May be MOOC suffers from the term course itself, as it really sends a message that it intends to achieve a set of learning outcomes, as traditionally set in a course. It is NOT. It is more than what the course intends to achieve, and much broader than just learning about the “content” of the course. As some of “us” has experienced, it is centered around conversation (not only among entities, but within one’s weak and strong ties, and with ourselves), and use of various media and tools to help us to engage, or to reflect more deeply into what those sizzle (badges, accreditation, certification) means, for the educators, and the learners (educatee?). Such misnomer could send the “wrong message” that MOOC is just a social club too, as there is in fact no one single club owner to direct what others should or shouldn’t do. Those belong to the “kingdom” of business, with centralised vision and mission. MOOC does provide value proposition, just like any business, though these values are based on what each of the “stakeholders” and participants would like to define. And that is what (E)ducation in a new and emergent community (or networks) would likely re-define, its vision, mission, and thus value proposition. Does increasing engagement, attention merely act to add sugar to the river, in order to ease the consumption of it?
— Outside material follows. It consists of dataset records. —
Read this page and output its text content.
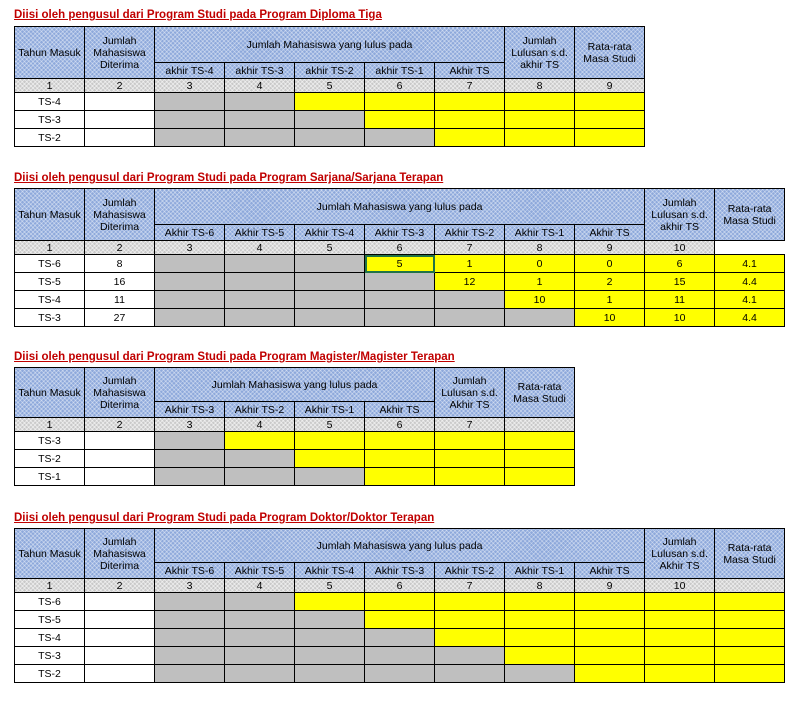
Diisi oleh pengusul dari Program Studi pada Program Diploma Tiga
Tahun Masuk	Jumlah Mahasiswa Diterima	Jumlah Mahasiswa yang lulus pada					Jumlah Lulusan s.d. akhir TS	Rata-rata Masa Studi
		akhir TS-4	akhir TS-3	akhir TS-2	akhir TS-1	Akhir TS		
1	2	3	4	5	6	7	8	9
TS-4								
TS-3								
TS-2								
Diisi oleh pengusul dari Program Studi pada Program Sarjana/Sarjana Terapan
Tahun Masuk	Jumlah Mahasiswa Diterima	Jumlah Mahasiswa yang lulus pada							Jumlah Lulusan s.d. akhir TS	Rata-rata Masa Studi
		Akhir TS-6	Akhir TS-5	Akhir TS-4	Akhir TS-3	Akhir TS-2	Akhir TS-1	Akhir TS		
1	2	3	4	5	6	7	8	9	10	
TS-6	8				5	1	0	0	6	4.1
TS-5	16					12	1	2	15	4.4
TS-4	11						10	1	11	4.1
TS-3	27							10	10	4.4
Diisi oleh pengusul dari Program Studi pada Program Magister/Magister Terapan
Tahun Masuk	Jumlah Mahasiswa Diterima	Jumlah Mahasiswa yang lulus pada				Jumlah Lulusan s.d. Akhir TS	Rata-rata Masa Studi
		Akhir TS-3	Akhir TS-2	Akhir TS-1	Akhir TS		
1	2	3	4	5	6	7	
TS-3							
TS-2							
TS-1							
Diisi oleh pengusul dari Program Studi pada Program Doktor/Doktor Terapan
Tahun Masuk	Jumlah Mahasiswa Diterima	Jumlah Mahasiswa yang lulus pada							Jumlah Lulusan s.d. Akhir TS	Rata-rata Masa Studi
		Akhir TS-6	Akhir TS-5	Akhir TS-4	Akhir TS-3	Akhir TS-2	Akhir TS-1	Akhir TS		
1	2	3	4	5	6	7	8	9	10	
TS-6										
TS-5										
TS-4										
TS-3										
TS-2										
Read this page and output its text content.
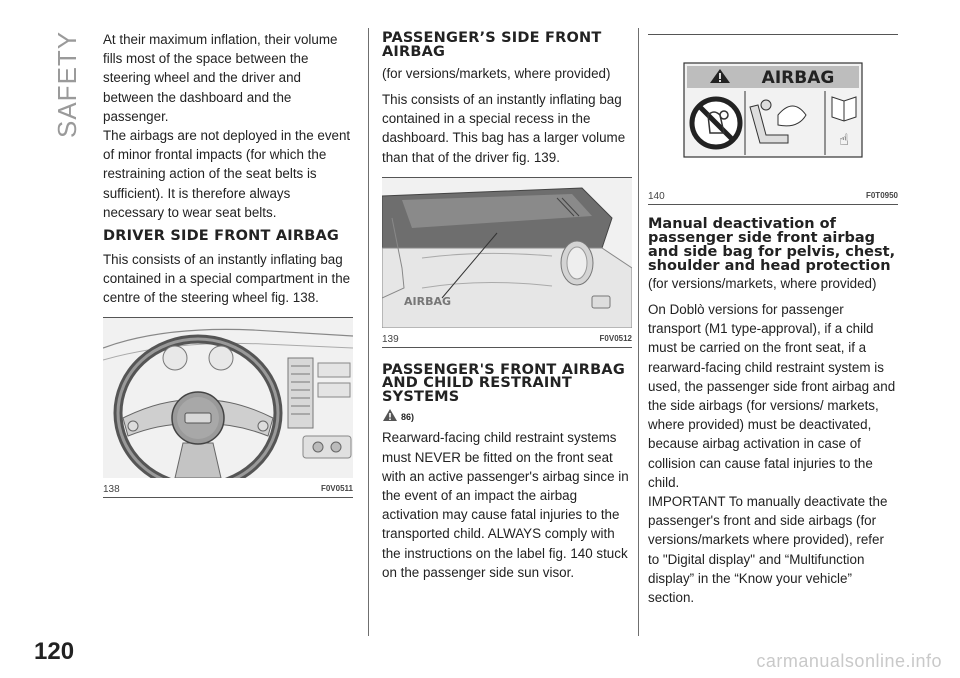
SAFETY At their maximum inflation, their volume fills most of the space between the steering wheel and the driver and between the dashboard and the passenger.

The airbags are not deployed in the event of minor frontal impacts (for which the restraining action of the seat belts is sufficient). It is therefore always necessary to wear seat belts.

DRIVER SIDE FRONT AIRBAG

This consists of an instantly inflating bag contained in a special compartment in the centre of the steering wheel fig. 138.

138	F0V0511
PASSENGER’S SIDE FRONT AIRBAG
(for versions/markets, where provided)

This consists of an instantly inflating bag contained in a special recess in the dashboard. This bag has a larger volume than that of the driver fig. 139.

AIRBAG
139	F0V0512
PASSENGER'S FRONT AIRBAG AND CHILD RESTRAINT SYSTEMS
86)

Rearward-facing child restraint systems must NEVER be fitted on the front seat with an active passenger's airbag since in the event of an impact the airbag activation may cause fatal injuries to the transported child. ALWAYS comply with the instructions on the label fig. 140 stuck on the passenger side sun visor.

AIRBAG
☝
140	F0T0950
Manual deactivation of passenger side front airbag and side bag for pelvis, chest, shoulder and head protection
(for versions/markets, where provided)

On Doblò versions for passenger transport (M1 type-approval), if a child must be carried on the front seat, if a rearward-facing child restraint system is used, the passenger side front airbag and the side airbags (for versions/ markets, where provided) must be deactivated, because airbag activation in case of collision can cause fatal injuries to the child.

IMPORTANT To manually deactivate the passenger's front and side airbags (for versions/markets where provided), refer to "Digital display" and “Multifunction display” in the “Know your vehicle” section.

120	carmanualsonline.info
May I share the video Why Mobile Learning?
For some people (especially the case examples as shown in the video), they would be looking for access to “quality” information, to help them to think, to reflect upon, to raise a voice, or to learn some basic skills, or to help in solving a problem or making a decision. So, MOOC for the “disadvantaged”, for the “less than abled, not just disabled” and for the less than fortunate (due to lack of access, or their lack of academic or intellectual abilities) could be equally valuable. Have we forgotten these important values for the people in the society? Give them fishes, and they would live for another day, but teach them how to fish, and they could feed for their lives. I don’t know if that could convince the “rich” to bestow more “care” to the poor, but I do think as a Catholic, that is the value that I aspire to, even when I was young. It could be about leveraging technology, to get a certificate (recognition), to make a living (as an educator, or an entrepreneur), and each profession could add values to others or society on a different scale, in a different way.
In summary, I could see the challenge of the “course”, in this MOOC, but I reckon it’s the values that MOOC could bring along that is more important, as that might be the catalyst for awareness, in education, and in its transformation, within us, for us.